Council members have been following closely the situation in Las Anod—a disputed area between Puntland and the self-proclaimed region of Somaliland and the capital of the Sool region—since the outbreak of fighting in the area in early February between Somaliland security forces and the local Dhulbahante clan. In February, Dhulbahante clan elders in Sool announced their intention to form their own independent federal state in Somalia, named SSC-Khaatumo, to be comprised of the Sool, Sanaag, and Cayn regions. Following fighting on 25 August, SSC-Khaatumo forces announced that they had taken control of the entire Sool and Sanaag regions. At tomorrow’s meeting, Laing is expected to update Council members about ongoing efforts to de-escalate the situation on the ground and facilitate dialogue between the parties to the conflict. Some Council members are expected to voice concern about persisting insecurity in the region and its impact on the humanitarian situation, as well as to express support for UNSOM’s efforts to facilitate a peaceful resolution to the conflict. (For more information, see our 6 September What’s in Blue story.)

The dire humanitarian situation in the country is another expected focus of tomorrow’s meeting. The Secretary-General’s report indicated that humanitarian needs in Somalia remain high due to persistent climatic and environmental shocks, conflict, population displacement, widespread poverty, disease outbreaks, and other compounding factors. According to the latest Integrated Food Security Phase Classification (IPC) projections, around 4.3 million people are expected to experience high levels of acute food insecurity between October and December. A 9 October OCHA press release noted that at least 1.2 million people are likely to be affected by projected heavy rains and flooding through December. In this regard, the Somalia Humanitarian Fund has allocated $15 million for flood response, targeting high-risk areas in Hirshabelle and Jubaland states.

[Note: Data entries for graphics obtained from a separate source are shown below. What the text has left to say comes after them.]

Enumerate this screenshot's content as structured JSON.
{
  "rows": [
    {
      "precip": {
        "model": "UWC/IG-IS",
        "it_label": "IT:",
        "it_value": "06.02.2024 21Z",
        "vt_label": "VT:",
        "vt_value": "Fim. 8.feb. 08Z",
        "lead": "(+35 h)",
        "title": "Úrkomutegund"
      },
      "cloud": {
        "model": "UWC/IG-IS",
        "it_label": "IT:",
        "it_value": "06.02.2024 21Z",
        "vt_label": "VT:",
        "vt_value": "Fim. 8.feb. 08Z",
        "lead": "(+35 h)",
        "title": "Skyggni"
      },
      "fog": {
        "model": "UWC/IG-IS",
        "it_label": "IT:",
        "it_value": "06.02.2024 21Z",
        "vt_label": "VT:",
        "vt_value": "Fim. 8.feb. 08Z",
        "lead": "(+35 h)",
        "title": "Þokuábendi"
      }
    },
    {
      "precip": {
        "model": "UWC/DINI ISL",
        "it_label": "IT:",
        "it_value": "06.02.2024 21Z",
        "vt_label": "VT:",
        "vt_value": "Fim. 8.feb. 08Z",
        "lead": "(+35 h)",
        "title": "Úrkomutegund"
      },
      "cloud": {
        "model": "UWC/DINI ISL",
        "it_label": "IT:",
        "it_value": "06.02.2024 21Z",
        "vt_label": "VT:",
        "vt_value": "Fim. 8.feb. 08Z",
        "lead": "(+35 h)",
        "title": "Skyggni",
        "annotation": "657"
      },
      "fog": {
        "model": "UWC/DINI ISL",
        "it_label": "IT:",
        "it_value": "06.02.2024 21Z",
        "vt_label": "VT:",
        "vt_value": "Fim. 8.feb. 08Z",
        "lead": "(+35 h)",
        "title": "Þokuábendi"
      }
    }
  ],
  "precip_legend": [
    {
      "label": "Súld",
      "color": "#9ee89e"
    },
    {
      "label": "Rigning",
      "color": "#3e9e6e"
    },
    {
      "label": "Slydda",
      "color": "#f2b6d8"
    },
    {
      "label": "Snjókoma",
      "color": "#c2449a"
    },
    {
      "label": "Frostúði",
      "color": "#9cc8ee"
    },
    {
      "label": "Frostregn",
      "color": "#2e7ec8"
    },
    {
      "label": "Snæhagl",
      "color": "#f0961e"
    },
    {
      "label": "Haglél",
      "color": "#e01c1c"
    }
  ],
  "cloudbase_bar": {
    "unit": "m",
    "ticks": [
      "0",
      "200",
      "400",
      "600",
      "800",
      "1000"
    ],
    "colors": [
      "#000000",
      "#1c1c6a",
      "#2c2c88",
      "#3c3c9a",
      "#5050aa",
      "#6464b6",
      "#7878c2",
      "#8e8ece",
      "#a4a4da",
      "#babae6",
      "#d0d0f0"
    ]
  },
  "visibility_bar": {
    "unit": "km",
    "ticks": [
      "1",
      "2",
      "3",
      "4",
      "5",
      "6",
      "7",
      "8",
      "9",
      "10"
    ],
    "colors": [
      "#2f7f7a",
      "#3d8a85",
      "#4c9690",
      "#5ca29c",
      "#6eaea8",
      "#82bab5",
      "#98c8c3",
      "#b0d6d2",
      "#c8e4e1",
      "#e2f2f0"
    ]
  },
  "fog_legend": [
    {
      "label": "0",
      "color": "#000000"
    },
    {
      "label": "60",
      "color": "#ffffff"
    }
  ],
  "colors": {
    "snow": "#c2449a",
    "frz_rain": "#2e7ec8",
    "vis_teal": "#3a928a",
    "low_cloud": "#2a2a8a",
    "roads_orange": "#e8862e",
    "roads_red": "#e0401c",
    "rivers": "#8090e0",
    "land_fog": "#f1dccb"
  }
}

At tomorrow’s meeting, the briefers and several Council members are likely to call for enhanced funding from the international community to support the humanitarian response. At the time of writing, Somalia’s 2023 Humanitarian Response Plan, requiring $2.6 billion, was only 39.5 percent funded.

Some Council members might also express concern about increasing incidents of violence against children in Somalia. The Secretary-General’s most recent report on UNSOM noted that, from 8 June to 30 September, the country task force on monitoring and reporting on grave violations against children (CTFMR) verified 826 grave violations against 804 children, a 67 percent increase compared to the previous reporting period. (The six grave violations are child recruitment and use; killing and maiming; abductions; rape and other forms of sexual violence; attacks on schools and hospitals; and the denial of humanitarian access.)

Looking ahead, Council members are expected to renew UNSOM’s mandate ahead of its 31 October expiry. Members are currently negotiating a draft resolution on the matter proposed by the UK, the penholder on Somalia.